Representatives for the owner of three affordable housing communities met with tenants Tuesday and Wednesday to assure them that repairs from Hurricane Irma are ongoing and that rents were being adjusted to reflect the amount of damage in individual units.
“We are now in Phase 2 of construction,” said Rick White, director of asset management for AIG, the company that owns Bellevue Village and the Calabash Boom Apartments on St. John, and the Lovenlund Apartments on St. Thomas. The “safety work” – including necessary demolition, removal of downed trees, and urgent repairs – has been completed, he said.
White also said AIG was monitoring the weather and tracking potential storms. If a storm approaches, the crew on site will stop making repairs and shift its priority to storm preparation.
“Regardless of damage, no rent is due in October, November or December,” White told residents of the 72-unit Bellevue Village development Wednesday evening. Some tenants became alarmed on Aug. 29 when they received letters indicating a portion of their rent would be due in September, contradicting a letter sent in June which stated that all rent payments would be abated until January 2019.
“We are honoring that [June] letter,” White said.
White said tenants would soon receive a statement detailing whether they had a credit or a balance due from the months prior to the hurricane, and would receive a new adjusted rate if they suffered damage. He explained that a fund was being established to assist tenants who are still struggling financially as a result of the storm.
“We know that times are tough. AIG, with some assistance from [management company] McCormack Baron, is setting up a $250,000 fund. People will be able to apply for relief based on need,” he said.
When someone raised the issue of whether tenants would be able to eventually purchase their units as outlined in their original lease agreements, White said he could not speak to the issue of home ownership.
“I do not know much about this,” he said, adding that discussions were ongoing with AIG, the Housing Finance Authority, and Sen. Marvin Blyden. “I can assure you that it is at the top of their minds.”
Philip Roy, senior vice president of David Patillo and Associates, a construction management company brought in by AIG to oversee construction, explained to tenants at Bellevue why repairs were taking so long.
“We have 2,000 boards of dry wall on order. We’ve ordered several hundred windows, plus roofing, gutters, and doors. Some of it is still in the ports, waiting to go through Customs; some of it is still on the ocean.”
“I know we’ve dropped the ball a little in terms of communications,” Roy added. “We’re going to put your home back to better condition. We’re not going to put on a band aid. I’m not asking you to trust me. Just watch my actions.”
DPA contracted with Shear Construction to do the work at the three housing communities. Dave Marshall of Shear Construction said a crew of 20 was now living on site at Bellevue and making repairs there with the materials available. He said his crew regularly scouted Home Depot and Paradise Lumber for the arrival of new supplies. When the supplies on order arrive, more crew will be hired.

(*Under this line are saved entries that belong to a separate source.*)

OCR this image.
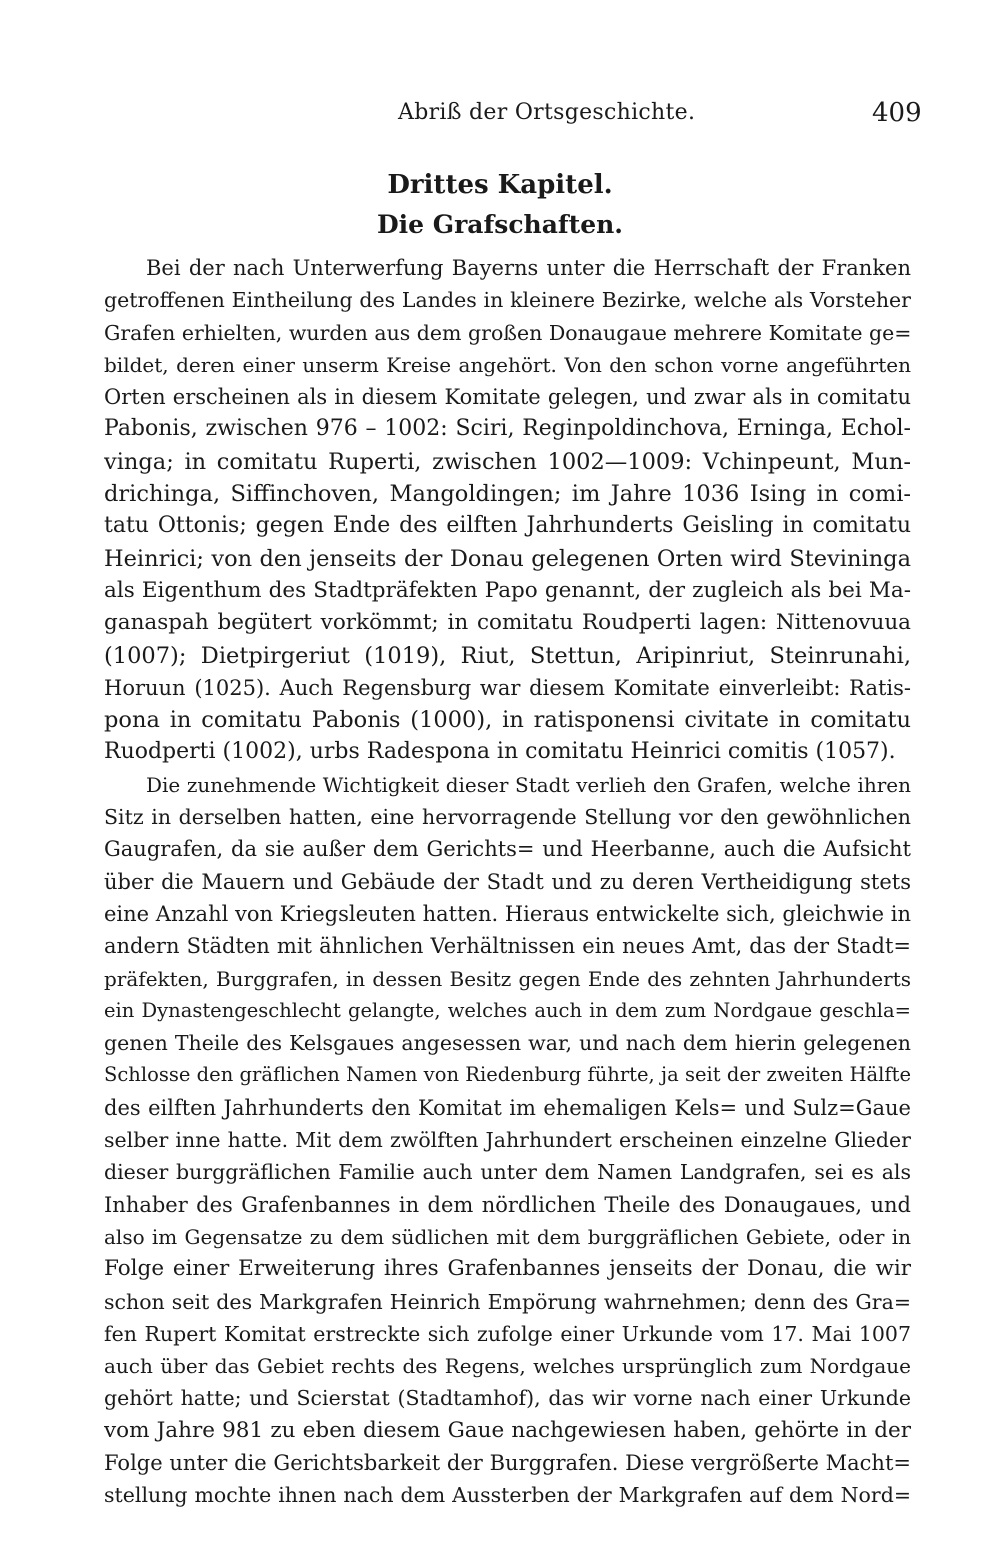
Abriß der Ortsgeschichte.	409
Drittes Kapitel.
Die Grafschaften.
Bei der nach Unterwerfung Bayerns unter die Herrschaft der Franken
getroffenen Eintheilung des Landes in kleinere Bezirke, welche als Vorsteher
Grafen erhielten, wurden aus dem großen Donaugaue mehrere Komitate ge=
bildet, deren einer unserm Kreise angehört. Von den schon vorne angeführten
Orten erscheinen als in diesem Komitate gelegen, und zwar als in comitatu
Pabonis, zwischen 976 – 1002: Sciri, Reginpoldinchova, Erninga, Echol-
vinga; in comitatu Ruperti, zwischen 1002—1009: Vchinpeunt, Mun-
drichinga, Siffinchoven, Mangoldingen; im Jahre 1036 Ising in comi-
tatu Ottonis; gegen Ende des eilften Jahrhunderts Geisling in comitatu
Heinrici; von den jenseits der Donau gelegenen Orten wird Stevininga
als Eigenthum des Stadtpräfekten Papo genannt, der zugleich als bei Ma-
ganaspah begütert vorkömmt; in comitatu Roudperti lagen: Nittenovuua
(1007); Dietpirgeriut (1019), Riut, Stettun, Aripinriut, Steinrunahi,
Horuun (1025). Auch Regensburg war diesem Komitate einverleibt: Ratis-
pona in comitatu Pabonis (1000), in ratisponensi civitate in comitatu
Ruodperti (1002), urbs Radespona in comitatu Heinrici comitis (1057).
Die zunehmende Wichtigkeit dieser Stadt verlieh den Grafen, welche ihren
Sitz in derselben hatten, eine hervorragende Stellung vor den gewöhnlichen
Gaugrafen, da sie außer dem Gerichts= und Heerbanne, auch die Aufsicht
über die Mauern und Gebäude der Stadt und zu deren Vertheidigung stets
eine Anzahl von Kriegsleuten hatten. Hieraus entwickelte sich, gleichwie in
andern Städten mit ähnlichen Verhältnissen ein neues Amt, das der Stadt=
präfekten, Burggrafen, in dessen Besitz gegen Ende des zehnten Jahrhunderts
ein Dynastengeschlecht gelangte, welches auch in dem zum Nordgaue geschla=
genen Theile des Kelsgaues angesessen war, und nach dem hierin gelegenen
Schlosse den gräflichen Namen von Riedenburg führte, ja seit der zweiten Hälfte
des eilften Jahrhunderts den Komitat im ehemaligen Kels= und Sulz=Gaue
selber inne hatte. Mit dem zwölften Jahrhundert erscheinen einzelne Glieder
dieser burggräflichen Familie auch unter dem Namen Landgrafen, sei es als
Inhaber des Grafenbannes in dem nördlichen Theile des Donaugaues, und
also im Gegensatze zu dem südlichen mit dem burggräflichen Gebiete, oder in
Folge einer Erweiterung ihres Grafenbannes jenseits der Donau, die wir
schon seit des Markgrafen Heinrich Empörung wahrnehmen; denn des Gra=
fen Rupert Komitat erstreckte sich zufolge einer Urkunde vom 17. Mai 1007
auch über das Gebiet rechts des Regens, welches ursprünglich zum Nordgaue
gehört hatte; und Scierstat (Stadtamhof), das wir vorne nach einer Urkunde
vom Jahre 981 zu eben diesem Gaue nachgewiesen haben, gehörte in der
Folge unter die Gerichtsbarkeit der Burggrafen. Diese vergrößerte Macht=
stellung mochte ihnen nach dem Aussterben der Markgrafen auf dem Nord=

Marshall urged tenants to keep the onsite manager informed of necessary repairs, including problems such as mold and leaking windows that were not immediately apparent when the assessment team first came through last spring.
Bellevue resident Jacquelyn Parsons-Browne said tenants need to be available when crew is scheduled to work on their units.
“If you give them a hassle, you’ll get passed over. Make sure you’re home,” she said.
Tenant Keryn Bryan said that she felt much safer since Shear Construction made repairs to her roof in the past week.